I have mixed feelings about chemotherapy. Would I be sacrificing quality of life for a few extra months? How well would I tolerate side effects? I have heard good and bad stories about chemotherapy. It sounds like a bit of a lucky dip, but then such is life. Maybe I will give it a go. I can always pull out if I want to. At least I will have given it a try.
I have to say, I really don’t know what psa numbers really mean. It seems they bear no relationship to how I feel or what I can or can’t do. The fact that the rate of increase in psa is reducing makes me think that the Radium treatment is just now having a positive effect. I have read where patients have given up after 4 treatments. Maybe they gave up too soon. Anyway this is something we will discuss with the nuclear medical oncologist.

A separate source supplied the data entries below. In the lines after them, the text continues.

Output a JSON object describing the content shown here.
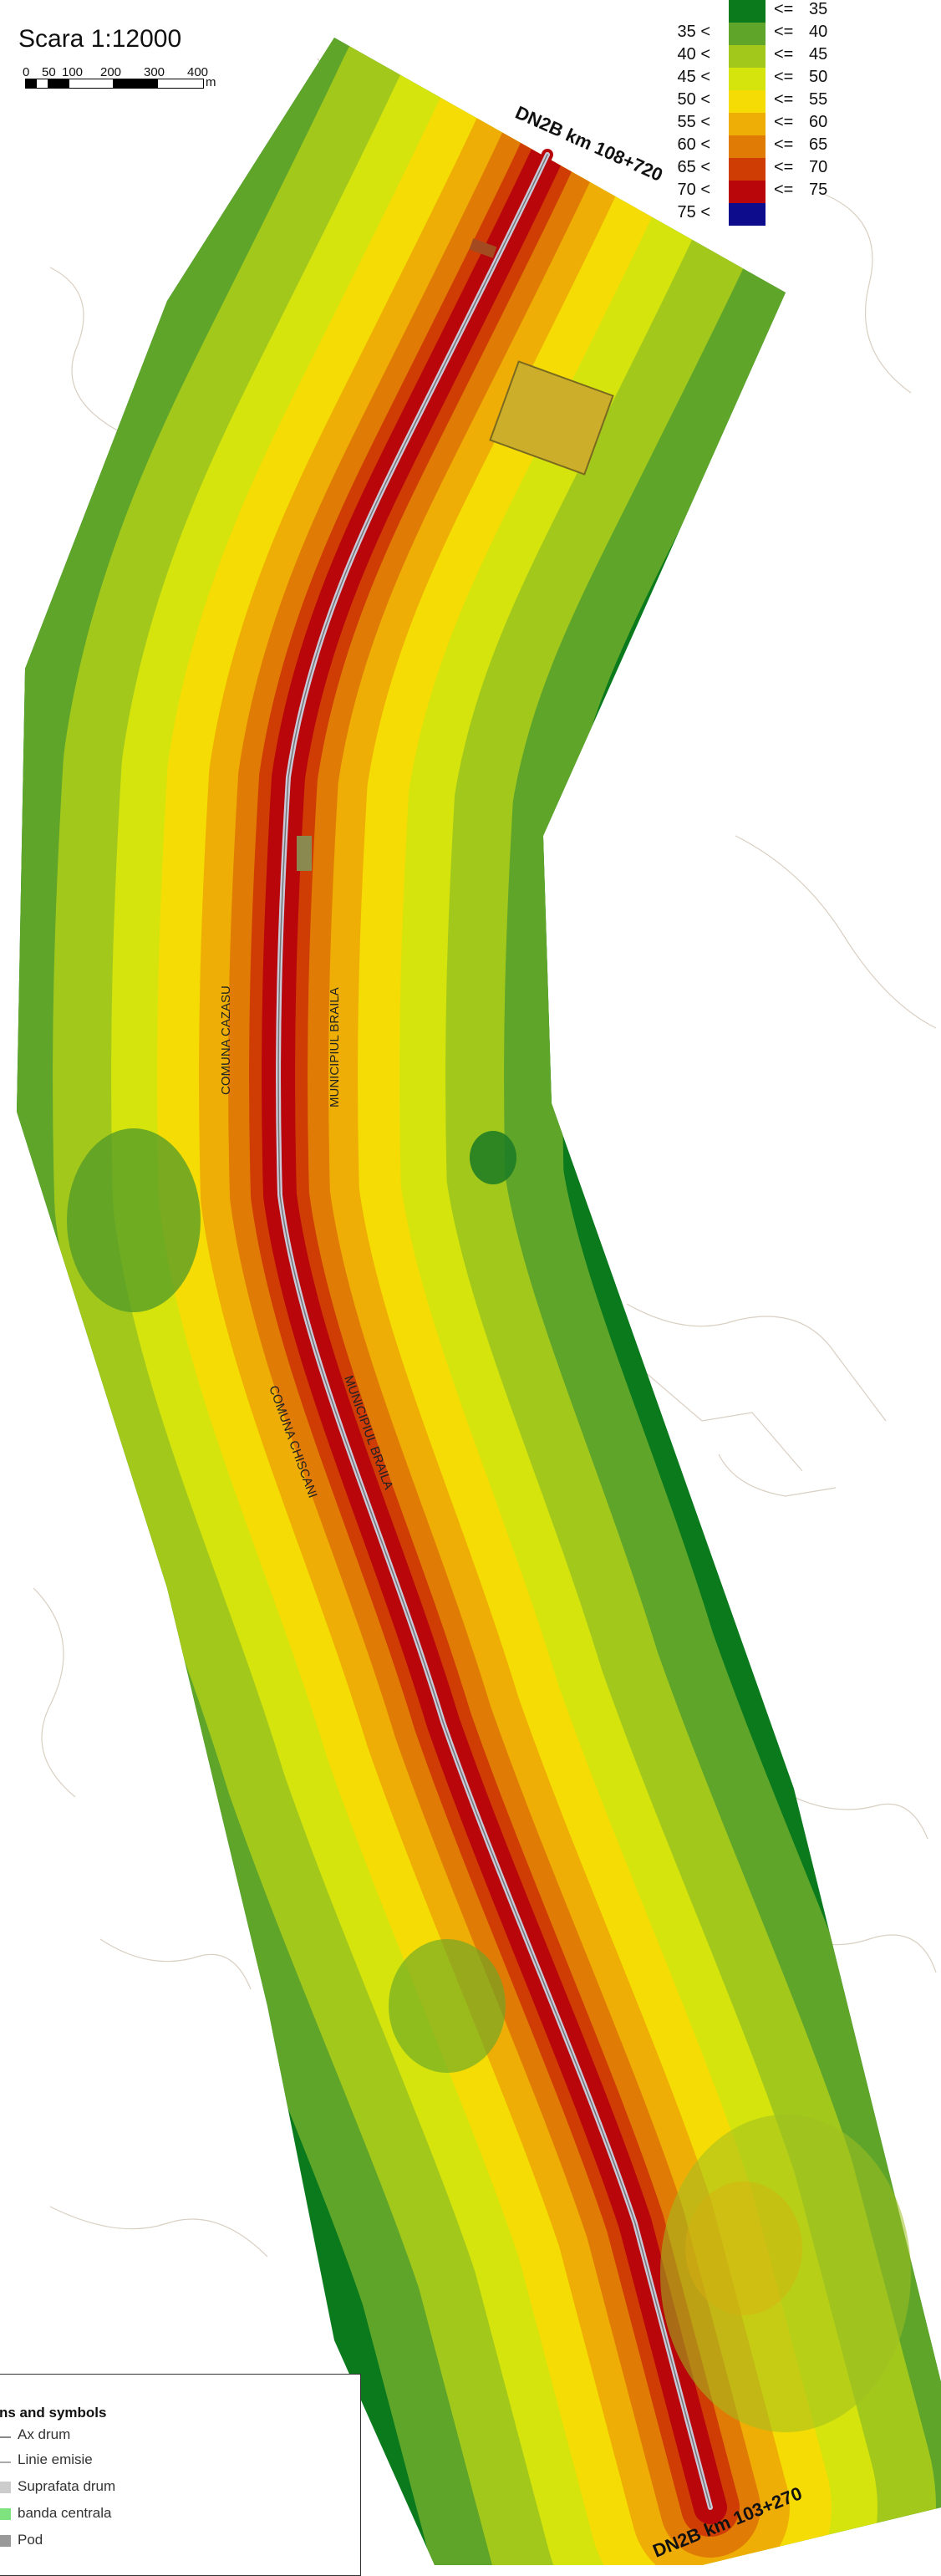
{
  "scale": {
    "title": "Scara 1:12000",
    "ticks": [
      "0",
      "50",
      "100",
      "200",
      "300",
      "400"
    ],
    "unit": "m"
  },
  "legend": {
    "rows": [
      {
        "lower": "",
        "upper": "35",
        "color": "#0a7a1c"
      },
      {
        "lower": "35 <",
        "upper": "40",
        "color": "#5fa52a"
      },
      {
        "lower": "40 <",
        "upper": "45",
        "color": "#a3c81c"
      },
      {
        "lower": "45 <",
        "upper": "50",
        "color": "#d4e40c"
      },
      {
        "lower": "50 <",
        "upper": "55",
        "color": "#f5dc05"
      },
      {
        "lower": "55 <",
        "upper": "60",
        "color": "#eeae05"
      },
      {
        "lower": "60 <",
        "upper": "65",
        "color": "#e07c05"
      },
      {
        "lower": "65 <",
        "upper": "70",
        "color": "#cf3d05"
      },
      {
        "lower": "70 <",
        "upper": "75",
        "color": "#b8060b"
      },
      {
        "lower": "75 <",
        "upper": "",
        "color": "#0c0c8c"
      }
    ],
    "operator": "<="
  },
  "map": {
    "km_start_label": "DN2B km 108+720",
    "km_end_label": "DN2B km 103+270",
    "area_labels": [
      "COMUNA CAZASU",
      "MUNICIPIUL BRAILA",
      "COMUNA CHISCANI",
      "MUNICIPIUL BRAILA"
    ]
  },
  "symbols": {
    "title": "ns and symbols",
    "items": [
      {
        "label": "Ax drum",
        "color": "#888888"
      },
      {
        "label": "Linie emisie",
        "color": "#aaaaaa"
      },
      {
        "label": "Suprafata drum",
        "color": "#cccccc"
      },
      {
        "label": "banda centrala",
        "color": "#7ee37e"
      },
      {
        "label": "Pod",
        "color": "#999999"
      }
    ]
  }
}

On the subject of how I feel, I have good days and bad days. That is too simplistic. “Good” days are days when I don’t feel nauseous or light headed, I can walk to the car and enjoy an outing of 3 to 4 hours, and I feel like eating. They are fairly rare and very unpredictable. “Fair” days are probably most common. On fair days I wake up feeling ok but not fancying breakfast so I have a protein drink. If I walk to the car (about 100 metres) I usually feel dizzy by the time I get there. I feel slightly nauseous with little appetite. I can enjoy doing cross stitch as I can do it while resting in bed.
“Crap” days are fairly common too. On crap days I can do a bit of cross stitch or watch tv. I feel nauseous and dizzy when I get up. I often need an afternoon nap even though i might have slept 12 hours, and my appetite is very poor. “Really crap” days are fortunately rare. On these days I feel impending doom, I can only pick at food and I begin to wish it could all be over. I lose interest in everything. It is really hard to describe and I don’t wish to sound morbid but it is what it is. Fortunately these days are rare, but when they coincide with medical appointments it is all I can do to get there and back. Without S to help me I wouldn’t be able to go. She drives, she helps me with my walker. She holds my hand and encourages me to keep going. She makes sure I am nourished.
It is impossible to predict what tomorrow will be like. All we can do is enjoy the good days, make the most of the fair days and endure the crap days. Don’t worry, life is still worth living and there is always hope that tomorrow will be a good day!